El Ministerio de Sanidad ya se pone en el escenario de que Muface forme parte del pasado y diseña un plan para que el sistema público absorba en 9 meses a los 1,5 millones de mutualistas. Esta revisión del modelo se produce tras la negativa de Adeslas, Asisa y DKV de volver a presentarse al concurso por considerar insuficiente su asignación económica. El Gobierno ofreció una mejora del 17,1% pero las aseguradoras pedían una mejora del 40% pues llevaban trabajando a pérdidas desde 2021 con 600 millones acumulados. Actualmente, el 72% de los funcionarios optan por la privada. A pesar de ello, Sanidad considera viable atender a todos los funcionarios de Muface en la pública:
El día a día del sistema está marcado por una enorme carga asistencial que se vería agravada. Un buen ejemplo es la sanidad madrileña que tendría que absorber a 236.000 nuevos pacientes cuando las listas de espera ya son demasiado largas de por sí. En otros lugares como Ceuta y Melilla el fin de la asistencia privada haría crecer en más de un 5% la población atendida por la sanidad pública. En Castilla y León aumentaría un 3,12%, en Extremadura un 3,02% y en Andalucía un 2,94%. Según el último cálculo, ya hay 850.000 pacientes en lista de espera en nuestro país con un tiempo medio de espera de 128 días. Con este traspaso, el Gobierno dejaría de destinar los 2.681 millones de euros a las aseguradoras privadas para empezar a destinarlos a las comunidades autónomas que se harían cargo de los nuevos pacientes. Sin embargo, la cuenta final saldría más cara pues el Estado se ahorra anualmente cerca de 900 millones de euros puesto con el sistema actual. Un paciente de Muface cuesta 1.200 euros al año frente a los 1.700 de la pública de media.

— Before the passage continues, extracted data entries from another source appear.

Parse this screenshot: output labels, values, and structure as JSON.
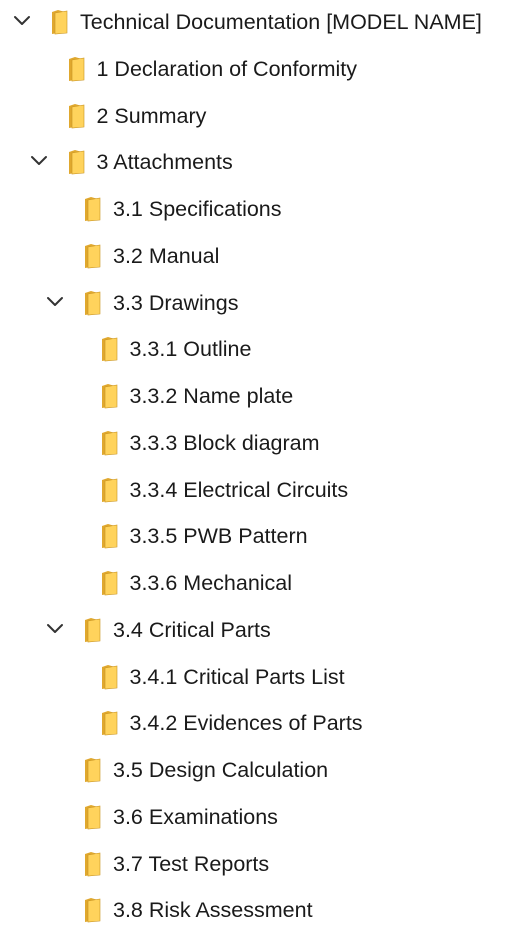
{
  "colors": {
    "folder_back": "#e0a82e",
    "folder_front": "#ffd35c",
    "folder_edge": "#c99422",
    "chevron": "#333333",
    "text": "#1a1a1a"
  },
  "tree": [
    {
      "label": "Technical Documentation [MODEL NAME]",
      "depth": 0,
      "expanded": true,
      "icon": "folder-icon"
    },
    {
      "label": "1 Declaration of Conformity",
      "depth": 1,
      "expanded": null,
      "icon": "folder-icon"
    },
    {
      "label": "2 Summary",
      "depth": 1,
      "expanded": null,
      "icon": "folder-icon"
    },
    {
      "label": "3 Attachments",
      "depth": 1,
      "expanded": true,
      "icon": "folder-icon"
    },
    {
      "label": "3.1 Specifications",
      "depth": 2,
      "expanded": null,
      "icon": "folder-icon"
    },
    {
      "label": "3.2 Manual",
      "depth": 2,
      "expanded": null,
      "icon": "folder-icon"
    },
    {
      "label": "3.3 Drawings",
      "depth": 2,
      "expanded": true,
      "icon": "folder-icon"
    },
    {
      "label": "3.3.1 Outline",
      "depth": 3,
      "expanded": null,
      "icon": "folder-icon"
    },
    {
      "label": "3.3.2 Name plate",
      "depth": 3,
      "expanded": null,
      "icon": "folder-icon"
    },
    {
      "label": "3.3.3 Block diagram",
      "depth": 3,
      "expanded": null,
      "icon": "folder-icon"
    },
    {
      "label": "3.3.4 Electrical Circuits",
      "depth": 3,
      "expanded": null,
      "icon": "folder-icon"
    },
    {
      "label": "3.3.5 PWB Pattern",
      "depth": 3,
      "expanded": null,
      "icon": "folder-icon"
    },
    {
      "label": "3.3.6 Mechanical",
      "depth": 3,
      "expanded": null,
      "icon": "folder-icon"
    },
    {
      "label": "3.4 Critical Parts",
      "depth": 2,
      "expanded": true,
      "icon": "folder-icon"
    },
    {
      "label": "3.4.1 Critical Parts List",
      "depth": 3,
      "expanded": null,
      "icon": "folder-icon"
    },
    {
      "label": "3.4.2 Evidences of Parts",
      "depth": 3,
      "expanded": null,
      "icon": "folder-icon"
    },
    {
      "label": "3.5 Design Calculation",
      "depth": 2,
      "expanded": null,
      "icon": "folder-icon"
    },
    {
      "label": "3.6 Examinations",
      "depth": 2,
      "expanded": null,
      "icon": "folder-icon"
    },
    {
      "label": "3.7 Test Reports",
      "depth": 2,
      "expanded": null,
      "icon": "folder-icon"
    },
    {
      "label": "3.8 Risk Assessment",
      "depth": 2,
      "expanded": null,
      "icon": "folder-icon"
    }
  ]
}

Médicos Unidos por sus Derechos insiste que el problema está en las condiciones laborales de los médicos y en la planificación de los recursos humanos. El sistema es incapaz de atraer ni mantener a un número de médicos suficientes para que estos puedan hacer frente a la creciente carga asistencial por el envejecimiento de la población. Es preciso llevar a cabo cambios estructurales que otorguen la capacidad de hacer frente a la demanda que no deja de crecer. El colapso del sistema sanitario parece cada vez más una realidad. El sistema ya lidia como buenamente puede con la escasa plantilla médica disponible. Ya faltan miles de médicos de por sí. Si Sanidad sigue adelante con la incorporación de los funcionarios, las condiciones laborales empeorarán más si cabe para poder atender a todos los pacientes.